A La Courneuve, friche industrielle et street art se cherchent un avenir commun

  • Lettrages dans la pure tradition du graffiti parisien, fresques monumentales, créations au pochoir ou par projections de peinture à l'extincteur : ce sont 150 artistes qui ont investi trois hectares de bâtiments abandonnés depuis une décennie
  • En janvier 2020, au hasard d’une fenêtre cassée, le graffeur Zkor est le premier à pénétrer dans l'usine désaffectée

LA COURNEUVE: Ses baskets prennent la poussière, sa voix résonne dans les monumentales halles désertes de l'ancienne usine Babcock : chaque week-end, l'historienne de l'art Thomasine Zoler fait visiter cette friche industrielle de La Courneuve en voie de réhabilitation et qui, le temps de la pandémie de Covid, a mué en musée informel du street art.

"On n’est pas dans un white cube aseptisé avec un commissaire artistique", souligne celle qui connaît tout des œuvres produites durant cette "résidence artistique sauvage et libre."

Lettrages dans la pure tradition du graffiti parisien, fresques monumentales, créations au pochoir ou par projections de peinture à l'extincteur : ce sont 150 artistes qui ont investi trois hectares de bâtiments abandonnés depuis une décennie.

En janvier 2020, au hasard d’une fenêtre cassée, le graffeur Zkor est le premier à pénétrer dans l'usine désaffectée.

Une échelle rouillée permet ensuite à l'artiste, fan d'"urbex" (exploration urbaine), d'accéder au cœur de ces cathédrales modernes, via les toits voûtés à 15 mètres de hauteur. "On ne savait même pas où se poser tellement c’était énorme", se souvient l’artiste de 33 ans.

«C'est vraiment Noël»

Le champ des possibles donne presque le vertige au cercle d'amis qu'il met dans la confidence. "C’est vraiment Noël : on arrive dans un lieu qui est tout vierge", rigole encore son ami Panzer, 38 ans.

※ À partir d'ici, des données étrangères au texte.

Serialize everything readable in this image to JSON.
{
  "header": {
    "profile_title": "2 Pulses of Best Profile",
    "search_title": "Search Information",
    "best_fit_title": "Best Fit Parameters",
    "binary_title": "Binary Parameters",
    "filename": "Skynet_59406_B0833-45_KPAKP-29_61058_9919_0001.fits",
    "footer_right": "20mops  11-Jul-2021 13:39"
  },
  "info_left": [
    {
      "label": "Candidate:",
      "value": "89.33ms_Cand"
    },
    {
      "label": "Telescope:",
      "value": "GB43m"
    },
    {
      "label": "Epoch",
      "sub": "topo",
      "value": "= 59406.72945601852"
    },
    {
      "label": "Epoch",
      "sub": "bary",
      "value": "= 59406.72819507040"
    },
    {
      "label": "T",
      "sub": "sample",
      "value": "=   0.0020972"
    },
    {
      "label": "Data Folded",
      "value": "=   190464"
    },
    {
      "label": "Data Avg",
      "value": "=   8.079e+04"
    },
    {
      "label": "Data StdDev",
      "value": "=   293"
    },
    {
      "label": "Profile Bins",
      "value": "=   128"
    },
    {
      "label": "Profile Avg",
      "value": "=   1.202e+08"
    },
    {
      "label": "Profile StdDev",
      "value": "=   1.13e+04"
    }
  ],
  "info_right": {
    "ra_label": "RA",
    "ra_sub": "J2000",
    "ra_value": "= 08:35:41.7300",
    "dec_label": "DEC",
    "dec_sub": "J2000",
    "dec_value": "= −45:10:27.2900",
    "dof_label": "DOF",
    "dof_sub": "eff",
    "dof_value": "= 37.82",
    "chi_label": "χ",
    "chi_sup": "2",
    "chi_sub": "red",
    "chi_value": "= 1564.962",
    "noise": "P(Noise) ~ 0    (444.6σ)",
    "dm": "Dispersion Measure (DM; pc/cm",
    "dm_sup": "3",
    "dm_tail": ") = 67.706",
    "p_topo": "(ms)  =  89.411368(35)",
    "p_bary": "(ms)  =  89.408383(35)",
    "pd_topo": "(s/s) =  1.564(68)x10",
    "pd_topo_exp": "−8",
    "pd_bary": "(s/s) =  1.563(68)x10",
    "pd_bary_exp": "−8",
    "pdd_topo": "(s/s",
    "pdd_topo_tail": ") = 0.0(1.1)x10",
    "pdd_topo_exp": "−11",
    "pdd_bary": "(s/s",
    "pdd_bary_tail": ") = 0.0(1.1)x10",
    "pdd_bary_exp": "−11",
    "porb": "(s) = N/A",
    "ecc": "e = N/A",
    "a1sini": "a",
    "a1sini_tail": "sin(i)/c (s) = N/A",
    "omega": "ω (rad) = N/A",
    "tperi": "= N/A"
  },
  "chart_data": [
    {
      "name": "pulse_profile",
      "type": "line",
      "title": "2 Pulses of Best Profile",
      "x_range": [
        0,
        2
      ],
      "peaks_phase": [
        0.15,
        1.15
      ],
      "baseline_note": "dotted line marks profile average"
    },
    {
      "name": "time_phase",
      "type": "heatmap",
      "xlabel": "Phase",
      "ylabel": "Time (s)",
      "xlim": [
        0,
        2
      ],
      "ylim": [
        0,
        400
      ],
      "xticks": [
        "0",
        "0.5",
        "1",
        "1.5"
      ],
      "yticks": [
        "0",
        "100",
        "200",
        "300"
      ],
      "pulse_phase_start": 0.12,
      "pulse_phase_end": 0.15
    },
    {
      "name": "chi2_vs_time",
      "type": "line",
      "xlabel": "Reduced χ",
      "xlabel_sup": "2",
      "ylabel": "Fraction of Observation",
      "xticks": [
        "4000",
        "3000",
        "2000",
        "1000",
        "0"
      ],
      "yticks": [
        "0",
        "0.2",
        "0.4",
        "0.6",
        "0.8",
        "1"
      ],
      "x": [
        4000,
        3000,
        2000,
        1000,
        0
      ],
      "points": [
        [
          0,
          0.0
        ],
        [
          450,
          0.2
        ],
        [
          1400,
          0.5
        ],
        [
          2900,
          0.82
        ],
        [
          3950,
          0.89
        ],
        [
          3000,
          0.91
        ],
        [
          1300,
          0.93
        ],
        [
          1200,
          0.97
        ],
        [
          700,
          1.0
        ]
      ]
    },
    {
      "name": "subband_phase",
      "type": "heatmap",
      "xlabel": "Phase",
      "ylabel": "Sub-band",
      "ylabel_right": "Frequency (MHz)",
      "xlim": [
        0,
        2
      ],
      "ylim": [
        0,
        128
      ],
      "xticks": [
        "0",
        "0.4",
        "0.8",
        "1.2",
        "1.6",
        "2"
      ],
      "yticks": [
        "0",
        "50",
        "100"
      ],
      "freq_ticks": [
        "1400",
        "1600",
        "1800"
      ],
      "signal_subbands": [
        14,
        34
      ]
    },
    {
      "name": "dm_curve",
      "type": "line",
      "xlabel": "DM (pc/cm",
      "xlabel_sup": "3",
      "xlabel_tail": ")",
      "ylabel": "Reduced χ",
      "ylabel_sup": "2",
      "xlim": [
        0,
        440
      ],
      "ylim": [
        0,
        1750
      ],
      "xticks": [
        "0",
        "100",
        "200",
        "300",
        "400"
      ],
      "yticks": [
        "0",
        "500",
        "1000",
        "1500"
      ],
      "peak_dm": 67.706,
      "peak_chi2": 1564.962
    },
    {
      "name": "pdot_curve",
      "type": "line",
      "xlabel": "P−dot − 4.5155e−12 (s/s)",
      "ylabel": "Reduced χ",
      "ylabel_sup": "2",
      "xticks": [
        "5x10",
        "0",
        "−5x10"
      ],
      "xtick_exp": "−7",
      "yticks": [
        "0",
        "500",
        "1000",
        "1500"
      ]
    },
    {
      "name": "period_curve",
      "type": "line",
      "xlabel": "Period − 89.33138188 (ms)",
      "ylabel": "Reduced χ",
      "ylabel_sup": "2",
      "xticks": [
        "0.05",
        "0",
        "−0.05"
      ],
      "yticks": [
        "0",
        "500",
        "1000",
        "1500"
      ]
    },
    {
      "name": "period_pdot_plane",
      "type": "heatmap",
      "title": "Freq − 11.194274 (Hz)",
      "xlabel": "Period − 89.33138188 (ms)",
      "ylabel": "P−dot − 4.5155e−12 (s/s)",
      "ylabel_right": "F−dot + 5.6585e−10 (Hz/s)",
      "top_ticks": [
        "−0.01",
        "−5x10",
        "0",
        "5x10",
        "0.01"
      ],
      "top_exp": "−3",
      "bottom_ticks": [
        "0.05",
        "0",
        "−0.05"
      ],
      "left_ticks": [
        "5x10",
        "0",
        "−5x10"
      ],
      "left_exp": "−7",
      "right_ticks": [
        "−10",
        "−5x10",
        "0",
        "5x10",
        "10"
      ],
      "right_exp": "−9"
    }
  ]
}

Au printemps 2020, alors que le monde se fige face à la menace du Covid, que musées et galeries sont contraints à la fermeture, ces artistes font de l'ancienne manufacture de chaudières industrielles leur terrain de jeu quasi quotidien.

"Très rapidement, il y a eu le premier confinement mais on arrivait quand même à venir ici de temps en temps pour se poser et peindre tranquilles", se rappelle Zkor.

Tranquilles mais sous surveillance: depuis le trottoir d'en face, les caméras de la Banque de France observent les allées et venues des artistes.

Car une partie de la friche Babcock, qui dans les années 60 s'étalait sur 17 hectares à La Courneuve, a déjà entamé une seconde vie avec, en 2018, la construction sur le site du plus grand coffre-fort d'Europe.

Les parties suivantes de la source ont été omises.